Background: This purpose of this study was to evaluate the impact of proximal vs extensive repair on mortality and how this impact is influenced by patient characteristics.
Methods: Of 5510 patients with acute type A aortic dissection from 13 Chinese hospitals (2016-2021) categorized by proximal vs extensive repair, 4038 patients were used for for model derivation using eXtreme gradient boosting and 1472 patients for model validation.

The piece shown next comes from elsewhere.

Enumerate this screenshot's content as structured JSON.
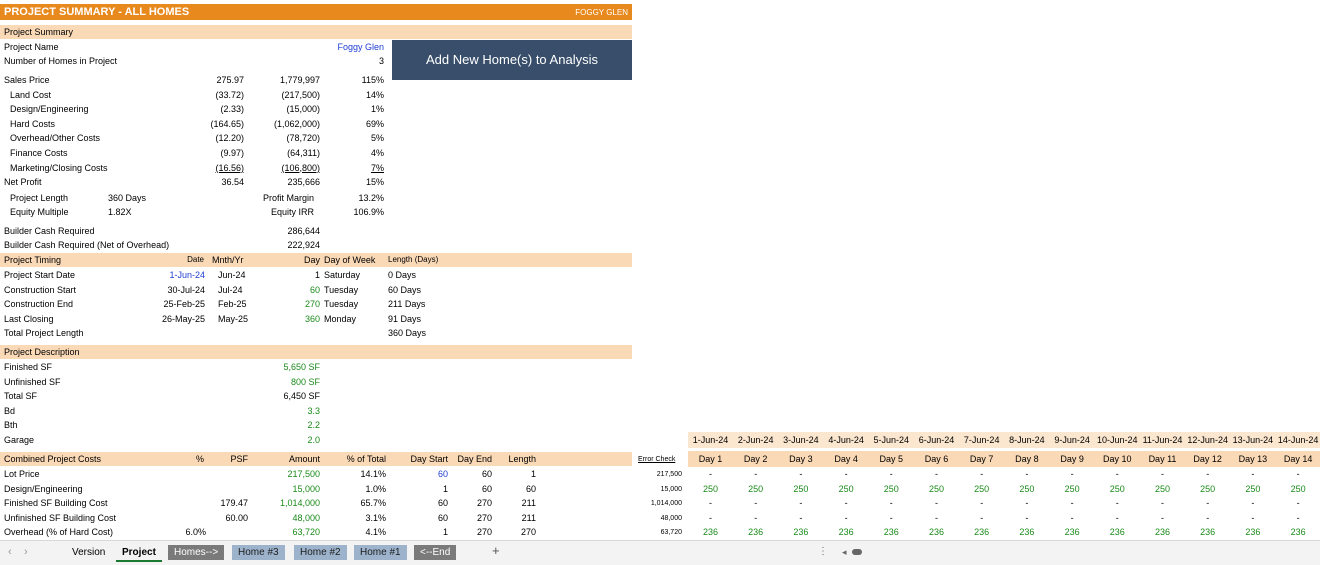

Results: Operative mortality of extensive repair was higher than proximal repair (10.4% vs 2.9%; odd ratio [OR], 3.833; 95% CI, 2.810-5.229; P < .001) with a number needed to harm of 15 (95% CI, 13-19). Seven top features of importance were selected to develop an alphabet risk model (age, body mass index, platelet-to-leucocyte ratio, albumin, hemoglobin, serum creatinine, and preoperative malperfusion), with an area under the curve of 0.767 (95% CI, 0.733-0.800) and 0.727 (95% CI, 0.689-0.764) in the derivation and validation cohorts, respectively. The absolute rate differences in mortality between the 2 repair strategies increased progressively as predicted risk rose; however it did not become statistically significant until the predicted risk exceeded 4.5%. Extensive repair was associated with similar risk of mortality (OR, 2.540; 95% CI, 0.944-6.831) for patients with a risk probability < 4.5% but higher risk (OR, 2.164; 95% CI, 1.679-2.788) for patients with a risk probability > 4.5% compared with proximal repair.
Conclusions: Extensive repair is associated with higher mortality than proximal repair; however it did not carry a significantly higher risk of mortality until the predicted probability exceeded a certain threshold. Choosing the right surgery should be based on individualized risk prediction and treatment effect. (ClinicalTrials.gov no. NCT04918108.).